Who profits most from America’s baffling health-care system?
ON OCTOBER 4TH more than 75,000 employees of Kaiser Permanente, a large health-care chain, began a three-day strike. The walkout was the biggest in the history of America’s health sector, and called attention to the staffing shortages plaguing the country’s hospitals and clinics. In the same week ten drugmakers said they would negotiate medicine prices with Medicare, the public health-care system for the elderly, following legislation which all but forced them to. It will be the first time that companies have haggled over prices with the government.
These events are symptoms of the deeper malaise in America’s dysfunctional health-care system. The country spends about $4.3trn a year on keeping citizens in good nick. That is equivalent to 17% of GDP, twice as much as the average in other rich economies. And yet American adults live shorter lives and American infants die more often than in similarly affluent places. Pharmaceutical firms and hospitals attract much of the public ire for the inflated costs. Much less attention is paid to a small number of middlemen who extract far bigger rents from the system’s complexity.

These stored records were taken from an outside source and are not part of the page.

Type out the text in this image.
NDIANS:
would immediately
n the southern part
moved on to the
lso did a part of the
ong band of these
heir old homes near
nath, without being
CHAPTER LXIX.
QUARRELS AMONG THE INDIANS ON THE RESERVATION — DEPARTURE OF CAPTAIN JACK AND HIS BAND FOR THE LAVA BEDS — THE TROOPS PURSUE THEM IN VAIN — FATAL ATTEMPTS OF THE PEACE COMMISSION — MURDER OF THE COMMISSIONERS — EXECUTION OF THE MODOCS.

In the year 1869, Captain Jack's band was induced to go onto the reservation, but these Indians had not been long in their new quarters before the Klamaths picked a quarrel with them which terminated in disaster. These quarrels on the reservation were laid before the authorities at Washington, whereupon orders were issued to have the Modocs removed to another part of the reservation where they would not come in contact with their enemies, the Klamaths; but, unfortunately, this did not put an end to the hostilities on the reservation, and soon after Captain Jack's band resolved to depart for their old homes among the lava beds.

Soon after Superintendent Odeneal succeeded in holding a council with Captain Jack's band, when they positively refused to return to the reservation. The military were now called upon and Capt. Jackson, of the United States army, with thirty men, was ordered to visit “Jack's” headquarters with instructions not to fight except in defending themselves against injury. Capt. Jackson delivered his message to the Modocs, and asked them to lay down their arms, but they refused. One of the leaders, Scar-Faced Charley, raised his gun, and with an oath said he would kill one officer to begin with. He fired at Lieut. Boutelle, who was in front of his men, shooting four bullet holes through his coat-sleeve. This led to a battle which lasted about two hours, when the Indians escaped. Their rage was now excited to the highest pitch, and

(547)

Over the past decade these firms have quietly increased their presence in America’s vast health-care industry. They do not make drugs and have not, until recently, treated patients. They are the intermediaries—insurers, pharmacies, drug distributors and pharmacy-benefit managers (PBMs)—sitting between patients and their treatments. In 2022 the combined revenue of the nine biggest middlemen—call them big health—equated to around 45% of America’s health-care bill, up from 25% in 2013. Big health accounts for eight of the top 25 companies by revenue in the S&P 500 index of America’s leading stocks, compared with four for big tech and none for big pharma.